La speranza ha anche una natura (e forza) performativa. Non si limita ad alimentare o a dare un profilo a una certa rappresentazione della realtà nella mente, più o meno ottimistica o pessimistica, ma ha un effetto trasformativo sulla realtà poiché spinge gli individui a impegnarsi e a battersi per ottenere un certo bene o scopo. Confidare in un determinato futuro può agevolarne l’arrivo, proprio come chi va in cerca di amici mostrandosi affabile li troverà più facilmente dello scontroso oppure chi confida di superare un esame e studia bene avrà più possibilità di riuscirci, mentre chi dubita di guarire da una malattia corre un maggior rischio di soccomberle rispetto a chi non lo fa. Comportarsi come se non ci fosse possibilità di successo può finire per garantirne l’assenza.

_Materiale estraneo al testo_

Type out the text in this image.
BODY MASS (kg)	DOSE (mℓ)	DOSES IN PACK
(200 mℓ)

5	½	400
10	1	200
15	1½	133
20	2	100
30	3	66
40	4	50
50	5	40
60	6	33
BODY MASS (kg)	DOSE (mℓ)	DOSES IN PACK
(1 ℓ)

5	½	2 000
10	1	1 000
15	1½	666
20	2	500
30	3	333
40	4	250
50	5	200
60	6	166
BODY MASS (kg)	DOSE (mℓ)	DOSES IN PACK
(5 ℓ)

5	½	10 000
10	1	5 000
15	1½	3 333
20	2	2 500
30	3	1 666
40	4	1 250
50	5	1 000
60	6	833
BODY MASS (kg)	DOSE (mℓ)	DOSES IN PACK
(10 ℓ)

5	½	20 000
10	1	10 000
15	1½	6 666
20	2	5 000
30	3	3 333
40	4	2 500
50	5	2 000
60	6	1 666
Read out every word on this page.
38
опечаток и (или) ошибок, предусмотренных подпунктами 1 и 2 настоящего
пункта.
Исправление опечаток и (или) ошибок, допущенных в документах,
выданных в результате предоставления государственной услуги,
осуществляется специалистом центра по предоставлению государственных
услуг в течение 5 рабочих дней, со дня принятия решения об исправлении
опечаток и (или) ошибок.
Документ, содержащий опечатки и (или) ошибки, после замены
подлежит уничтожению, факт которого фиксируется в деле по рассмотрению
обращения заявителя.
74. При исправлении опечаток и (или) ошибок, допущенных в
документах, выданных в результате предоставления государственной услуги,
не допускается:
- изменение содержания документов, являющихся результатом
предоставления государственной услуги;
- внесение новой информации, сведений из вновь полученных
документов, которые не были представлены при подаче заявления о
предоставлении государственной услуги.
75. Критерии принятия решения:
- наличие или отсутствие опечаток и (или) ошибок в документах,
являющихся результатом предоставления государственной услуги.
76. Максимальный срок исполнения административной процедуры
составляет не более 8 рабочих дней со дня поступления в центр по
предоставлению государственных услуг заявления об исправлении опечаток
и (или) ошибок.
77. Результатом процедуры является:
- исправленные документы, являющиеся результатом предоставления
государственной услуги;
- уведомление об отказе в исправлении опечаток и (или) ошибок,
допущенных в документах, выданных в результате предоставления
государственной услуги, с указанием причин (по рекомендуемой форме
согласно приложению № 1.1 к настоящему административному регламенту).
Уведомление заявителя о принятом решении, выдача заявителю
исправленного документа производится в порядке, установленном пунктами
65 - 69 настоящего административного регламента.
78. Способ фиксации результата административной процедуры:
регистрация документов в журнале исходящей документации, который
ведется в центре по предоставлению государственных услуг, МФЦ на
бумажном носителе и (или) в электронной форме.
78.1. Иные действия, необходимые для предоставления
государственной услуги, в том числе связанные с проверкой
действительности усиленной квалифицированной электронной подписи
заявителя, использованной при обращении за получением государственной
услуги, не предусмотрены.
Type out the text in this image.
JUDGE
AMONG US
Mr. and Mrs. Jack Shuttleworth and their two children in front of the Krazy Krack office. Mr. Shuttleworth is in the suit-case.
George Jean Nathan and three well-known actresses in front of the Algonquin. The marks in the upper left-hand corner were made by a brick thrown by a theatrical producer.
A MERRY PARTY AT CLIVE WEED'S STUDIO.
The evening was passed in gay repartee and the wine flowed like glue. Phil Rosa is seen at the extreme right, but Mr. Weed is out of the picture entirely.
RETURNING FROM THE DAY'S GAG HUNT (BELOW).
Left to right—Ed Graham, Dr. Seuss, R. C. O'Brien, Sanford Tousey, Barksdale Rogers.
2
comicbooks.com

La speranza è essa stessa un bene?

Sì, ci indirizza sempre, in qualche modo, all’autorealizzazione, concorrendo al nostro benessere. Se pensiamo alla finitudine dell’essere umano, nessuno di noi agirebbe se pensasse che ogni giorno fosse l’ultimo. Al contrario, la speranza ci fa andare avanti perché riteniamo che ci sia sempre un giorno in più per fare le nostre cose, un giorno in più per stare con gli affetti personali, un giorno in più per raggiungere una meta. Non solo, questo sentimento è anche un bene relazionale: contribuisce a creare dei legami tra le persone, che ambiscono allo stesso scopo.


È anche passione?

Rispetto alle emozioni, le passioni sono stati affettivi più strutturati e durevoli. E, infatti, la speranza non si può identificare in uno stato emozionale improvviso che ci travolge ma in uno stato affettivo più persistente che si consolida con il tempo e che può essere nutrito con un certo atteggiamento.


Dove nasce?

Ci sono tre luoghi per eccellenza nei quali si forma e si alimenta la speranza. Il primo è la nascita di un nuovo sistema d’idee: testimonia che il mondo non è destinato alla ripetizione del sempre uguale e alla decrepitezza, e questo ci rende positivi e aperti. Il secondo è la cura dell’altro, e l’esempio più lampante e pratico è il genitore che cresce un figlio. Lo fa non solo per difendere e preservarne la vita per come essa è, ma anche per cercare di realizzare la sua migliore forma possibile, cioè intenderla in una prospettiva futura. Il terzo, infine, grande luogo del sociale dove germoglia e cresce è il lavoro a cui sono collegate molti ideali umani: quello di una vita dignitosa per se stessi e la propria famiglia; la realizzazione personale e il contributo che ognuno apporta alla costruzione della società attraverso la “fattura” di prodotti e servizi utili ad altri.


Perché passione “del possibile”, come s’afferma nel titolo del libro?

La speranza è una roulette russa: ciò che vogliamo può succedere o no, il possibile è legato al livello di motivazione dell’individuo e alla volontà che ci mette nel raggiungere questo fine. Ci sprona a rimetterci in gioco in un percorso fatto anche di ansie, paure, dubbi, delusioni e disillusioni. Con traiettorie plurime: ogni volta che agiamo, siamo pronti a trovare qualcosa di nuovo, di noi, degli altri, del mondo. La speranza, infatti, è dinamicità, prassi, azione. Se non fosse così, le grandi scoperte scientifiche non ci sarebbero state e nemmeno il progresso.


Speranza, un sentimento che non ha età

La speranza non dovrebbe abbandonarci mai? «Sì, deve essere di tutti, e non solo delle classi giovani», risponde la professoressa Mangone. «È vero che è rivolta al futuro, con gli anni sempre più di breve termine, ma è altrettanto vero che è il passaggio di testimone ad azzerare le differenze anagrafiche. Infatti, se i giovani ripongono le loro speranze portando avanti direttamente i loro progetti di vita, gli over 60 possono proiettarle stando vicino a chi ha tanti anni meno di loro».